Morgan Stanley (NYSE:MS), Verizon Communications Inc. (NYSE:VZ), International Business Machines Corp. (NYSE:IBM) and United Health Services Inc. each reported higher-than-expected second-quarter earnings before the market opened. Meanwhile, the Labor Department released its weekly jobless benefits claims on Thursday morning, which indicated that the number of initial claims fell by 24,000 claims when compared to the prior week.

Market activity was also spurred by Federal Reserve Chairman Ben Bernanke's reassurance on Wednesday before Congress that there was no concrete timetable for the Fed to scale back its bond purchase program.

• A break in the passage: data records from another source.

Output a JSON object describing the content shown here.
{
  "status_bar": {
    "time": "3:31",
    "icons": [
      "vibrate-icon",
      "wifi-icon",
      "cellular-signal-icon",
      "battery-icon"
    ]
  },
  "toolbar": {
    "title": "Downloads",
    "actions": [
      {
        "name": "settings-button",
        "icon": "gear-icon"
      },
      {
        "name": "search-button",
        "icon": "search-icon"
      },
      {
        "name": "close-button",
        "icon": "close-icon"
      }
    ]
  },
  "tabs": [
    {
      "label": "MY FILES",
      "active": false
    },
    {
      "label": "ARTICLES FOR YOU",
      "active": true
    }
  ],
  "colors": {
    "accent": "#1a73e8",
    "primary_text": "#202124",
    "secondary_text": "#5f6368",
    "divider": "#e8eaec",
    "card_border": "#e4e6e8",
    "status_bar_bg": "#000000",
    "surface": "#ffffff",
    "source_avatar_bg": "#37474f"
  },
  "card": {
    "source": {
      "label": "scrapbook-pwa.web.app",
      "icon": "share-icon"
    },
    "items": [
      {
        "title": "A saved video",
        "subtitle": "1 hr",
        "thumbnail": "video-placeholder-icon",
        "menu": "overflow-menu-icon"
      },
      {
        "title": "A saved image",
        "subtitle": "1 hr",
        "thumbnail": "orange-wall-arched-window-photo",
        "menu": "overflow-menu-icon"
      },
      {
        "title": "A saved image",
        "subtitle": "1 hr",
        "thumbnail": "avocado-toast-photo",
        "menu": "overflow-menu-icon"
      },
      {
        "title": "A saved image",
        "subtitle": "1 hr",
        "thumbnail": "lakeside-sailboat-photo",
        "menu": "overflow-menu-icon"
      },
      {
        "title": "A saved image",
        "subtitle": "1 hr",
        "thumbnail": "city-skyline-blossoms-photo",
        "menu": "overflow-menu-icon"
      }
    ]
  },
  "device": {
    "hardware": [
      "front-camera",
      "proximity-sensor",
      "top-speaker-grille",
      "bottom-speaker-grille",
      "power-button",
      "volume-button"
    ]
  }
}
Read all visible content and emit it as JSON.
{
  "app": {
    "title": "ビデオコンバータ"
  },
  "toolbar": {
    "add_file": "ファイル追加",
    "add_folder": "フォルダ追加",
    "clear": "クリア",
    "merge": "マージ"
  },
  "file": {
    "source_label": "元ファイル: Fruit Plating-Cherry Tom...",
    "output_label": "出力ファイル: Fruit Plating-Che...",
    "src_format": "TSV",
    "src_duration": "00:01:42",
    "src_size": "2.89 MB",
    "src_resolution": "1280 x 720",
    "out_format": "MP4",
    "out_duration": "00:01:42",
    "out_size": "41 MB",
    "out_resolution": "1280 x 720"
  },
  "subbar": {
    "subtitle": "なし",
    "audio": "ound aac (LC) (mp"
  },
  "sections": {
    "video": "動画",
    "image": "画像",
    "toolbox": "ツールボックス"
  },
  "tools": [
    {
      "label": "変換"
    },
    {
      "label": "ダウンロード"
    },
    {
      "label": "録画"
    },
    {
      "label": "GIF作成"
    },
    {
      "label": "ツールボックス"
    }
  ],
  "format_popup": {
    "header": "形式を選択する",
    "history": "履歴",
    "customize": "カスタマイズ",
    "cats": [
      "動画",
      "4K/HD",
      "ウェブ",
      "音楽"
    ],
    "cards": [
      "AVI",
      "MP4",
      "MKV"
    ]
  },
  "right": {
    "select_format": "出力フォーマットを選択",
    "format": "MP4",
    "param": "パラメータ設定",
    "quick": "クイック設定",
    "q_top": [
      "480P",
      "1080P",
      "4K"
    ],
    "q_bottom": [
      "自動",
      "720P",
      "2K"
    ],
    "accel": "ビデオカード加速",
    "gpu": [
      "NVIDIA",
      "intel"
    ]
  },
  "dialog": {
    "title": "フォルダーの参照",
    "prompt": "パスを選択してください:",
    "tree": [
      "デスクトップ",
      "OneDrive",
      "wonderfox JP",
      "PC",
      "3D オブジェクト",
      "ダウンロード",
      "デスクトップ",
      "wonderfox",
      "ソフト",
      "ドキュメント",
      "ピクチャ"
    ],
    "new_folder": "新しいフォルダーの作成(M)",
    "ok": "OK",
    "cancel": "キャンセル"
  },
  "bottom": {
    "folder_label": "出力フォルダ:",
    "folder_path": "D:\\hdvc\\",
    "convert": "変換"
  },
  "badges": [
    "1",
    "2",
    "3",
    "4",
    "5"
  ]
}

On Thursday, Bernanke returned to Capitol Hill to testify in front of the Senate Banking Committee and reiterated his main point in prepared remarks.

The S&P 500-stock index, which reflects the value of the 500 largest publicly traded U.S. companies, gained about 10 points by midday, trading at around 1,690 by noon ET. A week earlier, it hit 1,675. The previous intraday record was 1,687.18, set on May 22.

The Dow Jones Industrial Average, which reflects the value of 30 top industrial U.S. companies, reached 15,571 by noon, up more than 100 points above the prior day's close. A week earlier, it closed at 15,460. The previous intraday record was 15,484.26, set on July 15.

The tech-heavy Nasdaq Composite rallied at 3,617 points, 7.57 points above Wednesday's finish. It reached its all-time closing high of 5,082.62 on March 10, 2000.